Yanlış Kanı #4: Tüm eski Mısırlılar okuma ve yazmayı biliyordu
Eski Mısır’ın her yerinde hiyeroglifler bulunduğundan, Mısırlıların neredeyse tamamının okuma yazma bildiğine inanılıyor. Gerçek bu inançtan daha uzak olamazdı.
Eski Mısır toplumunda hiyeroglifler, yalnızca yüksek rütbeli kişilerin ve soyluların çözebileceği ilahi bir dil olarak kabul ediliyordu. Herkes okuma-yazma bilmiyordu. Nüfusun yalnızca yüzde bir ila beşinin gerçekten okuma-yazma bildiği tahmin ediliyor.
Yanlış Kanı #5: Eski Mısır mezarları bubi tuzağıyla doluydu
Antik Mısır mezarlarıyla ilgili bu yaygın yanılgı, kaşiflerin ve arkeologların çeşitli piramitlerde mezarlar keşfetmesiyle 1900’lerin başında ortaya çıktı. Mezarların genellikle dikey şaftların altında olduğuna dikkat çekerek bunların sıkışıp kaldığı sonucuna vardılar.
Ancak Hollywood filmlerinde tasvir edilen zehirli oklar ve dikenli zeminler hiçbir zaman Mısır’daki bir mezarlıkta bulunamadı. Ancak bu alanlardan birinde, özellikle de piramitlerde ve onların kesiştiği birçok patikada kaybolmanın birçok yolu vardır.
Yanlış Kanı #6: Eski Mısırlılar deveye binerdi
Bir başka Hollywood klişesi de Mısırlıların her zaman deveyle seyahat etmesidir.
Eski Mısırlılar çok eski zamanlardan beri deveye binmiyorlardı. Bunun yerine eşeklere bindiler ve Nil’i geçmek için tekneler kullandılar. Özellikle develerin ulaşım aracı olarak kullanılması Yeni Krallık’ta (M.Ö. 1550-1070) başlamıştır. Ancak arkeologlar, develerin daha sonraki dönemlere, özellikle de Üçüncü Ara Dönem’e (c. 1070-664) kadar ulaşım amacıyla yaygın olarak kullanılmadığına inanıyor. BC).

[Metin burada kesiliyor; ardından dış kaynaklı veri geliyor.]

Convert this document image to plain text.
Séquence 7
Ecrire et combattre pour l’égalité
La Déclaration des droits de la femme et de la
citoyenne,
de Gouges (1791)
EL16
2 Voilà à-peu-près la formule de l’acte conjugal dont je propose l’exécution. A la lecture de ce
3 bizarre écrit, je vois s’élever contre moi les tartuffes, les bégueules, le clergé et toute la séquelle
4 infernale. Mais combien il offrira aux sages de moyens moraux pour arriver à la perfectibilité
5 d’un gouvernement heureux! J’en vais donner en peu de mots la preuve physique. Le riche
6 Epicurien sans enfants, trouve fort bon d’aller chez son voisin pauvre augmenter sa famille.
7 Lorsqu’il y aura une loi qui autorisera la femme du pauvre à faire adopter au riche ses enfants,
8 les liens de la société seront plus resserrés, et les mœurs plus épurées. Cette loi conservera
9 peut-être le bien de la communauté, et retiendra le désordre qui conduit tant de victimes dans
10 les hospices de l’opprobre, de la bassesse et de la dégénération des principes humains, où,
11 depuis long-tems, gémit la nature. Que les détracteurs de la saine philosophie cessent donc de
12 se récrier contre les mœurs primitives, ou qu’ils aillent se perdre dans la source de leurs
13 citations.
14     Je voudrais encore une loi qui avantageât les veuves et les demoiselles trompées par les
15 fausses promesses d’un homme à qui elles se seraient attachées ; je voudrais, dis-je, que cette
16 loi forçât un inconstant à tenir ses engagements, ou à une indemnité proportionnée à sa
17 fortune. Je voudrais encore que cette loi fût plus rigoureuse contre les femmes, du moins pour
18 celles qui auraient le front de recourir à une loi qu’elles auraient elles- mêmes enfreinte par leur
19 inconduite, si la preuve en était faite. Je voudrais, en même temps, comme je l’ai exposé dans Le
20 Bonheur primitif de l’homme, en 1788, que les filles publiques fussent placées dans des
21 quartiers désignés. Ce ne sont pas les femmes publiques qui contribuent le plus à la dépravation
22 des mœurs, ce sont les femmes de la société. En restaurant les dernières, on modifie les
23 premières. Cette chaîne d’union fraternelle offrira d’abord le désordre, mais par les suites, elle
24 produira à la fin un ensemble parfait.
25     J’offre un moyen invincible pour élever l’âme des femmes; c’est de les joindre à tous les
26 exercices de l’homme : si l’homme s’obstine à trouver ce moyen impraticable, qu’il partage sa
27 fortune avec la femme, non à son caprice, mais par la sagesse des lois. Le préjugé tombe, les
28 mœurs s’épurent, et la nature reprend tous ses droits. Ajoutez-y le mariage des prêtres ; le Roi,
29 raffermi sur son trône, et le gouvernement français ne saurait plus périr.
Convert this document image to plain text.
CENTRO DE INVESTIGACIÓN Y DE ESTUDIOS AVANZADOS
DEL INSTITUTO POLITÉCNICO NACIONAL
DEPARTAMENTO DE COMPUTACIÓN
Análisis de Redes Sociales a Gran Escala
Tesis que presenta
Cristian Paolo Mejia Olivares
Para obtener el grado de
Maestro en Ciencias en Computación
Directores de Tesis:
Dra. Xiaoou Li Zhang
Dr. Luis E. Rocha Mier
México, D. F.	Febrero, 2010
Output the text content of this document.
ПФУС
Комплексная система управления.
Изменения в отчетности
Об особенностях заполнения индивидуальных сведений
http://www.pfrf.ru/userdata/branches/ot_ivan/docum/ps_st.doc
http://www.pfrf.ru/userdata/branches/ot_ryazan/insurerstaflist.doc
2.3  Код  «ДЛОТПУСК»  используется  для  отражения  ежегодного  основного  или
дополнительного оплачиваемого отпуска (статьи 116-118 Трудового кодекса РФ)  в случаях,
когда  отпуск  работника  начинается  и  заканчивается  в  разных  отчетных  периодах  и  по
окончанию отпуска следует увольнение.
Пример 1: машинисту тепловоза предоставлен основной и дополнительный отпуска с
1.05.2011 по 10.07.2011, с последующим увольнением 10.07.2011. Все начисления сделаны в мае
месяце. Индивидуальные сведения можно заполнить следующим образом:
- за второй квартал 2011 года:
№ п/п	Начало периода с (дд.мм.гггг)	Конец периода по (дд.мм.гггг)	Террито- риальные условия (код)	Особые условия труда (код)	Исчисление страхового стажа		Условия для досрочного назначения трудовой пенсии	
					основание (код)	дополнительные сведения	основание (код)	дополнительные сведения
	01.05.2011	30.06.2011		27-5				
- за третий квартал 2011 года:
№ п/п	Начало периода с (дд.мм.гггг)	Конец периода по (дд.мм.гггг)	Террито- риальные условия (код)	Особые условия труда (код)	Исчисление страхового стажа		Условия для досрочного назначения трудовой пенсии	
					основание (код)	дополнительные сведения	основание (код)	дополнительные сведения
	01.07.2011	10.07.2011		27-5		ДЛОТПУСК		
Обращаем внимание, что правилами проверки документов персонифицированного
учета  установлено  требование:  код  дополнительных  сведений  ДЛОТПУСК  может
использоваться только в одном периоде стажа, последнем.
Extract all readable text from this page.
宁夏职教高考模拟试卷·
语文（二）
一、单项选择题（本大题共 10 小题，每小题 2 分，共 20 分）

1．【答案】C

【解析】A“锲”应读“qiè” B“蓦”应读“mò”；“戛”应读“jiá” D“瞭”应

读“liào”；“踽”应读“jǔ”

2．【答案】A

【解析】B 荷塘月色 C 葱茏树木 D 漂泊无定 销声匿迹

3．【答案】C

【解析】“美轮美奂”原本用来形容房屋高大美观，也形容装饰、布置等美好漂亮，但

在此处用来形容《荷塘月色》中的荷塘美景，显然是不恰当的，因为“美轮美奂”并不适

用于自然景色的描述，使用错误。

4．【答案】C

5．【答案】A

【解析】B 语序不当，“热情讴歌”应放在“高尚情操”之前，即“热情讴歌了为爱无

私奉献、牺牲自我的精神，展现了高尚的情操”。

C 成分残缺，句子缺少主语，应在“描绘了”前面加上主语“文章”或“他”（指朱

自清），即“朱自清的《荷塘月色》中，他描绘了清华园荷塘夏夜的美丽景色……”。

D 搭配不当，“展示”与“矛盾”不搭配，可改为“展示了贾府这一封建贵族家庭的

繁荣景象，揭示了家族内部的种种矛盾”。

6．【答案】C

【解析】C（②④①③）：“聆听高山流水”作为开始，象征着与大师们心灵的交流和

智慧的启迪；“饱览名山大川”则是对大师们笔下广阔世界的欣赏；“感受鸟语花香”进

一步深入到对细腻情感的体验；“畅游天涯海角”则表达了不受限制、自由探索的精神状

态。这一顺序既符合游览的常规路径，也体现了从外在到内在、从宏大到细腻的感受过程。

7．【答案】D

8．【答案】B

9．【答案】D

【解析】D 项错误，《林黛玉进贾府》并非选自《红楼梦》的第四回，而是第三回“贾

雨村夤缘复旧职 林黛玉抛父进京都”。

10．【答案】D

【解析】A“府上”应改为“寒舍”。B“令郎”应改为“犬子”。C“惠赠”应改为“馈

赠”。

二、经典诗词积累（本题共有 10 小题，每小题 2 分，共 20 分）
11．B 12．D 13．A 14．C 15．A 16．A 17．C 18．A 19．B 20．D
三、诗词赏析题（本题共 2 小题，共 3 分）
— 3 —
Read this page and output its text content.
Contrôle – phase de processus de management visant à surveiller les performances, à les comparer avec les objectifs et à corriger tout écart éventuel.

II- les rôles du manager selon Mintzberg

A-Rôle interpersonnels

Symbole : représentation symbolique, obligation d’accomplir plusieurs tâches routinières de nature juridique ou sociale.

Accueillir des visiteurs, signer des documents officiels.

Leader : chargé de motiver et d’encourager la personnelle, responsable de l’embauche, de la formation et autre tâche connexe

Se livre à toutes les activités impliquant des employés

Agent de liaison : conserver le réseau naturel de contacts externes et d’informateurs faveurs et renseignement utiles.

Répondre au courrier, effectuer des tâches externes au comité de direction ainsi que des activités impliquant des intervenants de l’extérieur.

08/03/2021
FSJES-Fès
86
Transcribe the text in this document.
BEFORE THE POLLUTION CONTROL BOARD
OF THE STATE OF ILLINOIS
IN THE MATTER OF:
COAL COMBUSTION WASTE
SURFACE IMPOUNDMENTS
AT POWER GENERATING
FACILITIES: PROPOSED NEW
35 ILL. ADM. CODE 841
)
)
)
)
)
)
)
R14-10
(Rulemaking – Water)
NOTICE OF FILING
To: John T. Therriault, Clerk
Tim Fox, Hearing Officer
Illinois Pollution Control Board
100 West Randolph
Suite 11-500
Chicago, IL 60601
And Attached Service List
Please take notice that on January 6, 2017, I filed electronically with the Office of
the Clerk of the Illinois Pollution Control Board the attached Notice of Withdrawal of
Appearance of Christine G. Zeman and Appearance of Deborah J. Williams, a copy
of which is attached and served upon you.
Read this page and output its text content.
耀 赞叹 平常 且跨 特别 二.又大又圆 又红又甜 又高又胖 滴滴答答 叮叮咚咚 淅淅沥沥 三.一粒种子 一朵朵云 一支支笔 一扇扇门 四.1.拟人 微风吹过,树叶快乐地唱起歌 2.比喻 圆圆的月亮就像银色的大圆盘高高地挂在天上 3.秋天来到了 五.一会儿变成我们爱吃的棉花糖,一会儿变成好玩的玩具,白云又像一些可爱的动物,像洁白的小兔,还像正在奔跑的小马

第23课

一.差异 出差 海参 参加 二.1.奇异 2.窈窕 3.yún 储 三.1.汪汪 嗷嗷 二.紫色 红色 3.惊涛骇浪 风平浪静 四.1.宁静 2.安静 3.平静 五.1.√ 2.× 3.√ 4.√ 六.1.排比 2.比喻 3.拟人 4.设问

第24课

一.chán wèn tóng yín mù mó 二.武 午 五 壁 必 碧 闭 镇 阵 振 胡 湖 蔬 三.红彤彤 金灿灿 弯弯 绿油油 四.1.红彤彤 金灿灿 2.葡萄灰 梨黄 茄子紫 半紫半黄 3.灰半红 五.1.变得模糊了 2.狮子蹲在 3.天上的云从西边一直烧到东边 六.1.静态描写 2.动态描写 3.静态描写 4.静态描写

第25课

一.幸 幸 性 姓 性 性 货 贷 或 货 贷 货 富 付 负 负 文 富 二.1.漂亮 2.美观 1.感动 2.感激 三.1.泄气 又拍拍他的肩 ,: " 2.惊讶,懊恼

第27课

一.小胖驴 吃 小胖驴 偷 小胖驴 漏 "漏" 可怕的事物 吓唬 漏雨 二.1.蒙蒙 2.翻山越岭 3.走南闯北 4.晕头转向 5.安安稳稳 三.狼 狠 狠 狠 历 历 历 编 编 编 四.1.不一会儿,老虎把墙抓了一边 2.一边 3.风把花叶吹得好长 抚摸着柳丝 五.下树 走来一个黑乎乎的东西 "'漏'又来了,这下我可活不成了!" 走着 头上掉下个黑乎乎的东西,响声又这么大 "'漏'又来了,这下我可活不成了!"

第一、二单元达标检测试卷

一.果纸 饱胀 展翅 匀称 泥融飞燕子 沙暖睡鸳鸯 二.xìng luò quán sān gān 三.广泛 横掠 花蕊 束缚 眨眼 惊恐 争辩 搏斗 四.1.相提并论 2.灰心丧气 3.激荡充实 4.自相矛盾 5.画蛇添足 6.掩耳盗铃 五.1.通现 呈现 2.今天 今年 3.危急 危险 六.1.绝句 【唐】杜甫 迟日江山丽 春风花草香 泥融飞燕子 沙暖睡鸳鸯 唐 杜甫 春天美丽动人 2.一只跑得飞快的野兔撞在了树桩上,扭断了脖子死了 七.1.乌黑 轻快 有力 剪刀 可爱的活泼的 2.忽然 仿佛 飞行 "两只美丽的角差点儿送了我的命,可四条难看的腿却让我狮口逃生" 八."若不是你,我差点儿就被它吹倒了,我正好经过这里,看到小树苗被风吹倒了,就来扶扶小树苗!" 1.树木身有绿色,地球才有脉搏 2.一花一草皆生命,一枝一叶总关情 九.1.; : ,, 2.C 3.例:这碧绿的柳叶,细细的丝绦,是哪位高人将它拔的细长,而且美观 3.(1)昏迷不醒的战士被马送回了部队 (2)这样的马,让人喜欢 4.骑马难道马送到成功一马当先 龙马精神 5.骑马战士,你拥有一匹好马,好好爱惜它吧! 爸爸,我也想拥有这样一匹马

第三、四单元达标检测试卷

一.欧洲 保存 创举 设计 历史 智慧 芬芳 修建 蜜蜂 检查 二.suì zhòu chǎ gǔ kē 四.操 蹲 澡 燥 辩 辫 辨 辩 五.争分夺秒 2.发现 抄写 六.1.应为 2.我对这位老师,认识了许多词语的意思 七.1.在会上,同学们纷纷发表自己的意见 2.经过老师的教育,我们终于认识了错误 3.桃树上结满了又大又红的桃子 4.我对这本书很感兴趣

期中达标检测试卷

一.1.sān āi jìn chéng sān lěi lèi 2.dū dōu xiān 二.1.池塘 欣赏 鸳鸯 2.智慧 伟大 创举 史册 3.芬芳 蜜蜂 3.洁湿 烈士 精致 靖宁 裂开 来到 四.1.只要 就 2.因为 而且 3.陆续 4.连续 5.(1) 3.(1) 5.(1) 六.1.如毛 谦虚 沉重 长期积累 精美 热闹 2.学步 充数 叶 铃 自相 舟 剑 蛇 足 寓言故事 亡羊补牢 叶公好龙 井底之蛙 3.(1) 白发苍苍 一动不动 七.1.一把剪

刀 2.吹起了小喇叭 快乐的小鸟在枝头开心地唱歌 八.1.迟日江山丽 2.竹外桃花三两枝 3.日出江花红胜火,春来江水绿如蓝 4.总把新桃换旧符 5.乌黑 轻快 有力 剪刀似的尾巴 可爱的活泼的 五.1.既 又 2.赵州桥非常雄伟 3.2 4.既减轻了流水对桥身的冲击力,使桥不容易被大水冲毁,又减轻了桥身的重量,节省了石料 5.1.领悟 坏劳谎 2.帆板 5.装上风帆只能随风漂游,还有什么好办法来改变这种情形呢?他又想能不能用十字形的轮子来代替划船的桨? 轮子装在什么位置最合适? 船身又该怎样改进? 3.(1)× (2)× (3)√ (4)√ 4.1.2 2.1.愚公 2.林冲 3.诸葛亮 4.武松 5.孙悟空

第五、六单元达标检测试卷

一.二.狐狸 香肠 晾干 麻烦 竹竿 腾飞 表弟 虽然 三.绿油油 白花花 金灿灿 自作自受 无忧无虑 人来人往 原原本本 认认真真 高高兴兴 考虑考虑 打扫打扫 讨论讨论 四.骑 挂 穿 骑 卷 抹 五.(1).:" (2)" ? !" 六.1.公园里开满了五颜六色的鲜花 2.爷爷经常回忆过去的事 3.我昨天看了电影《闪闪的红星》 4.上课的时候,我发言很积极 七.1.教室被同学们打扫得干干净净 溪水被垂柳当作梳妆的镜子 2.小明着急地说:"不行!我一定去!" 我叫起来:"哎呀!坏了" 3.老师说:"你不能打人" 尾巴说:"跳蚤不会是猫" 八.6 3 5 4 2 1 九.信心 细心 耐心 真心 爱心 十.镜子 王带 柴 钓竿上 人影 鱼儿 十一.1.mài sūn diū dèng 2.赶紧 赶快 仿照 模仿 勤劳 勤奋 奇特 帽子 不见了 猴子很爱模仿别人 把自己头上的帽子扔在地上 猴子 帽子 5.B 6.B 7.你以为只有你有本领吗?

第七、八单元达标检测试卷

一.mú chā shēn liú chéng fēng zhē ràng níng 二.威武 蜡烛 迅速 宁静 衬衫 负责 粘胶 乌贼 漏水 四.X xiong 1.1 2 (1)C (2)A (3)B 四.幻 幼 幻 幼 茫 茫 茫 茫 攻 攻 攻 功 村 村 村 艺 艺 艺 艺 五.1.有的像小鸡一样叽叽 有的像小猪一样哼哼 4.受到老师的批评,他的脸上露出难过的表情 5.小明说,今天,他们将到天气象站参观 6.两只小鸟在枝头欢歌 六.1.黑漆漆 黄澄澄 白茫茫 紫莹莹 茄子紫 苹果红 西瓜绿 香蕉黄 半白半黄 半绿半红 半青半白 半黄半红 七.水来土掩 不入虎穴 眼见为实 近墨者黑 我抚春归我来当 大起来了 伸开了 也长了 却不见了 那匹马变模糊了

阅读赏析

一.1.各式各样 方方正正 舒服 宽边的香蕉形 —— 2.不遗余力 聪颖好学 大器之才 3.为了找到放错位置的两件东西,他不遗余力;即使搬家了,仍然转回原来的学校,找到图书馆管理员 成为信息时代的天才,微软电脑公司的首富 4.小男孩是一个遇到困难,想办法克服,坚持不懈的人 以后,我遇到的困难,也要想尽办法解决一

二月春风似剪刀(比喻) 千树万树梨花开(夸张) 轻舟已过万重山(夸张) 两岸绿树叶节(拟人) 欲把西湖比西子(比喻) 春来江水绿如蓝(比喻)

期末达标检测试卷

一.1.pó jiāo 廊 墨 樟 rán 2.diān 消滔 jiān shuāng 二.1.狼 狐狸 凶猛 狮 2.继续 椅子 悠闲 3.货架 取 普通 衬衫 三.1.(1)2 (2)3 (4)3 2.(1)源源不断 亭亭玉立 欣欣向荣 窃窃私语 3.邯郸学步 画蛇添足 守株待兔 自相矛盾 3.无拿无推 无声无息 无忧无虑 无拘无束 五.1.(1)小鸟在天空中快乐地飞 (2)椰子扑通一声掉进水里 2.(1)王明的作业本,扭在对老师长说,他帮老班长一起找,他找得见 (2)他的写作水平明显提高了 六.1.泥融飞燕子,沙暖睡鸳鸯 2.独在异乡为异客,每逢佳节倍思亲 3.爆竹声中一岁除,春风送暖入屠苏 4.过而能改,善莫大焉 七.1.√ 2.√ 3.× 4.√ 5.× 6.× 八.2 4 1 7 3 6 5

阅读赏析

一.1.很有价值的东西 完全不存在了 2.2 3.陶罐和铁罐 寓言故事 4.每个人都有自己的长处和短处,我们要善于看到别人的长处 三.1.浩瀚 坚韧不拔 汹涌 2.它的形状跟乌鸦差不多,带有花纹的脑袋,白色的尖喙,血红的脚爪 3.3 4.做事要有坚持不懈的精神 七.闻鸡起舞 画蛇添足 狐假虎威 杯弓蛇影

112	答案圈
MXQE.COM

Yanlış Kanı 7: Her firavunun bir piramidi vardır
Mısır’da yüzden fazla piramit var ve muhtemelen daha fazlası da hakkında henüz hiçbir şey bilinmiyor. Sonuç olarak, yaygın bir efsane, her firavunun bir piramite gömüldüğü yönündedir. Aksine içeride hiçbir firavun mumyası bulunamadı.
Bunun nedeni Antik Çağ’da yapılan çok sayıda yağma olabilir. Mezar soyguncuları çoğu zaman piramitlerin kutsallığını bozmuş, hazineleri çalmış ve modern arkeologların onları incelemesinden çok önce mumyaları yok etmişti. Ek olarak, istikrarsızlık dönemlerinde, özellikle 21. Hanedanlık döneminde, Mısırlı rahipler önceki firavunların mumyalarını daha fazla hırsızlıktan korumak için Krallar Vadisi ve Deir el-Bahari gibi daha güvenli saklanma yerlerine taşıyorlardı.